Ramon Lopez/WASHINGTON DCJulian Moxon/BRUSSELS

DELTA AIR LINES chairman Ronald Allen, speaking as initial anti-trust immunity was granted for his airline's alliance with Swissair and Sabena, has called for the European Union (EU) to move "boldly and swiftly" towards a full open-skies deal with the USA.

Speaking to the European Aviation Club in Brussels on 22 May, Allen welcomed the "amazing" progress made in liberalising European air transport over the past three years.

He is optimistic that a US-European open-skies deal can be forged. "We are delighted that the EU Council of Ministers will consider a broad mandate for the Commission to begin liberalisation talks with the USA", he says.

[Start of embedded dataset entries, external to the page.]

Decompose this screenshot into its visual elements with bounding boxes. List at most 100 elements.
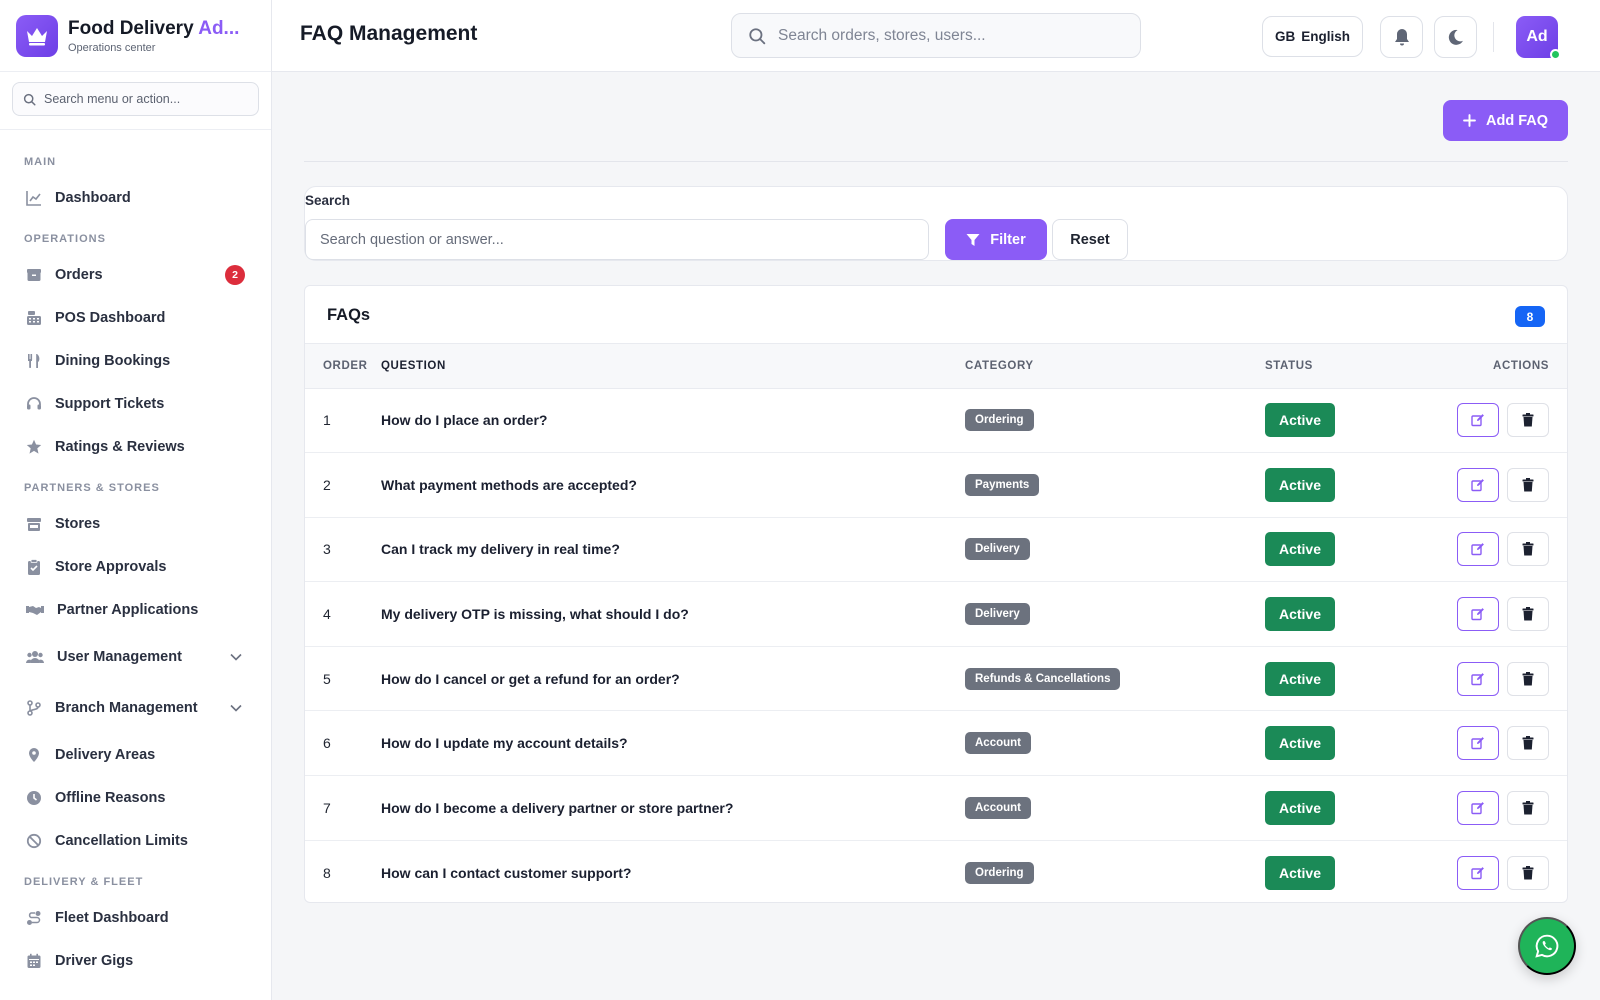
column-header-status[interactable]: STATUS xyxy=(1265,344,1421,389)
column-header-order[interactable]: ORDER xyxy=(305,344,381,389)
status-badge[interactable]: Active xyxy=(1265,403,1335,438)
ban-icon xyxy=(26,833,42,848)
column-header-question[interactable]: QUESTION xyxy=(381,344,965,389)
sidebar-item-offline-reasons[interactable]: Offline Reasons xyxy=(0,776,271,819)
faq-search-input[interactable] xyxy=(305,219,929,260)
language-selector[interactable]: GB English xyxy=(1262,16,1363,57)
sidebar-item-pos[interactable]: POS Dashboard xyxy=(0,296,271,339)
edit-button[interactable] xyxy=(1457,597,1500,632)
sidebar-item-label: Support Tickets xyxy=(55,395,165,412)
status-badge[interactable]: Active xyxy=(1265,790,1335,825)
sidebar-item-label: Offline Reasons xyxy=(55,789,166,806)
column-header-category[interactable]: CATEGORY xyxy=(965,344,1265,389)
sidebar-item-label: Dashboard xyxy=(55,189,131,206)
brand[interactable]: Food Delivery Ad... Operations center xyxy=(0,0,271,72)
edit-button[interactable] xyxy=(1457,532,1500,567)
edit-button[interactable] xyxy=(1457,855,1500,890)
sidebar-item-driver-gigs[interactable]: Driver Gigs xyxy=(0,939,271,982)
theme-toggle-button[interactable] xyxy=(1434,16,1477,58)
status-badge[interactable]: Active xyxy=(1265,726,1335,761)
delete-button[interactable] xyxy=(1507,790,1549,825)
faq-order: 4 xyxy=(305,581,381,647)
edit-button[interactable] xyxy=(1457,403,1500,438)
calendar-icon xyxy=(27,953,41,968)
trash-icon xyxy=(1522,413,1534,427)
column-header-actions: ACTIONS xyxy=(1421,344,1567,389)
faq-order: 2 xyxy=(305,452,381,518)
avatar[interactable]: Ad xyxy=(1516,16,1561,60)
sidebar-item-orders[interactable]: Orders 2 xyxy=(0,253,271,296)
edit-button[interactable] xyxy=(1457,467,1500,502)
faq-question: How do I place an order? xyxy=(381,388,965,454)
utensils-icon xyxy=(28,353,40,368)
faq-order: 7 xyxy=(305,775,381,841)
delete-button[interactable] xyxy=(1507,726,1549,761)
avatar-initials: Ad xyxy=(1526,28,1548,45)
clock-icon xyxy=(27,790,41,805)
trash-icon xyxy=(1522,542,1534,556)
edit-button[interactable] xyxy=(1457,661,1500,696)
faq-question: How do I cancel or get a refund for an o… xyxy=(381,646,965,712)
cash-register-icon xyxy=(27,310,41,325)
sidebar-item-label: Dining Bookings xyxy=(55,352,171,369)
faqs-table-card: FAQs 8 ORDER QUESTION CATEGORY STATUS AC… xyxy=(304,285,1568,903)
filter-label: Filter xyxy=(990,231,1026,248)
crown-icon xyxy=(16,14,58,57)
online-indicator xyxy=(1550,49,1561,60)
sidebar-item-partner-applications[interactable]: Partner Applications xyxy=(0,588,271,631)
reset-button[interactable]: Reset xyxy=(1052,219,1128,260)
brand-title: Food Delivery Ad... xyxy=(68,17,240,39)
sidebar-item-label: Store Approvals xyxy=(55,558,167,575)
delete-button[interactable] xyxy=(1507,661,1549,696)
sidebar-item-branch-management[interactable]: Branch Management xyxy=(0,682,271,733)
sidebar-item-label: Stores xyxy=(55,515,101,532)
status-badge[interactable]: Active xyxy=(1265,532,1335,567)
sidebar-item-label: POS Dashboard xyxy=(55,309,166,326)
sidebar-item-user-management[interactable]: User Management xyxy=(0,631,271,682)
topbar: FAQ Management GB English Ad xyxy=(272,0,1600,72)
whatsapp-button[interactable] xyxy=(1518,917,1576,975)
sidebar-item-stores[interactable]: Stores xyxy=(0,502,271,545)
notifications-button[interactable] xyxy=(1380,16,1423,58)
category-badge: Delivery xyxy=(965,538,1030,561)
sidebar-search-input[interactable] xyxy=(44,92,244,106)
status-badge[interactable]: Active xyxy=(1265,661,1335,696)
sidebar-item-support[interactable]: Support Tickets xyxy=(0,382,271,425)
sidebar-item-label: Cancellation Limits xyxy=(55,832,188,849)
category-badge: Ordering xyxy=(965,861,1034,884)
delete-button[interactable] xyxy=(1507,855,1549,890)
store-icon xyxy=(27,517,41,531)
delete-button[interactable] xyxy=(1507,467,1549,502)
code-branch-icon xyxy=(27,699,41,716)
table-row: 3 Can I track my delivery in real time? … xyxy=(305,517,1567,583)
clipboard-check-icon xyxy=(28,558,40,575)
sidebar-item-ratings[interactable]: Ratings & Reviews xyxy=(0,425,271,468)
sidebar-item-cancellation-limits[interactable]: Cancellation Limits xyxy=(0,819,271,862)
sidebar-item-dining[interactable]: Dining Bookings xyxy=(0,339,271,382)
sidebar-item-store-approvals[interactable]: Store Approvals xyxy=(0,545,271,588)
sidebar-item-fleet-dashboard[interactable]: Fleet Dashboard xyxy=(0,896,271,939)
edit-button[interactable] xyxy=(1457,790,1500,825)
sidebar-item-delivery-areas[interactable]: Delivery Areas xyxy=(0,733,271,776)
global-search-input[interactable] xyxy=(778,26,1108,45)
filter-button[interactable]: Filter xyxy=(945,219,1047,260)
trash-icon xyxy=(1522,865,1534,880)
sidebar-item-label: Ratings & Reviews xyxy=(55,438,185,455)
sidebar-item-dashboard[interactable]: Dashboard xyxy=(0,176,271,219)
delete-button[interactable] xyxy=(1507,532,1549,567)
delete-button[interactable] xyxy=(1507,403,1549,438)
status-badge[interactable]: Active xyxy=(1265,467,1335,502)
sidebar-search[interactable] xyxy=(12,82,259,116)
flag-code: GB xyxy=(1274,29,1296,44)
global-search[interactable] xyxy=(731,13,1141,58)
faq-order: 8 xyxy=(323,864,331,881)
status-badge[interactable]: Active xyxy=(1265,855,1335,890)
edit-button[interactable] xyxy=(1457,726,1500,761)
faqs-count-badge: 8 xyxy=(1515,306,1545,327)
whatsapp-icon xyxy=(1535,934,1559,958)
add-faq-button[interactable]: Add FAQ xyxy=(1443,100,1568,141)
status-badge[interactable]: Active xyxy=(1265,597,1335,632)
faq-question: What payment methods are accepted? xyxy=(381,452,965,518)
chart-line-icon xyxy=(26,190,41,206)
delete-button[interactable] xyxy=(1507,597,1549,632)
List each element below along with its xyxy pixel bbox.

Delta has received initial approval from the US Department of Transport (DoT), granting anti-trust immunity for an expansion of its relationship with Austrian Airlines, Sabena and Swissair, with which it already has codesharing agreements. Full approval is expected during June.

US President Bill Clinton's Administration has placed some restrictions on the immunity, which remains in effect for five years. The carriers must withdraw from all International Air Transport Association tariff-conference activities affecting prices between Austria and the USA, Belgium and Switzerland and for some other markets.

Allen says that this approval, and the signature on 23 May of the US-German open-skies accord, will serve as a "welcome catalyst" to broader EU-US co-operation. "The EU can no longer sit and watch its members open their markets to US airlines without taking action," he adds. "As always, free-market forces are pushing Government officials to respond."

He claims that the need for US cabotage (the freedom for carriers to operate services within other countries), although politically fraught, is "largely irrelevant", having been "-essentially replaced" by codesharing agreements. He says that the issue's potential to disrupt the talks "-greatly outweighs any commercial benefit realised by a US or European carrier".

The deal with the three EU carriers, says Allen, will enable the "Atlantic Excellence" alliance to serve around 300 cities with 3,513 weekly flights and 675 aircraft.

With the Lufthansa/United alliance already granted anti-trust immunity, the last of the current round of applications under DoT review is from American and Canadian Airlines International. Approval is expected shortly.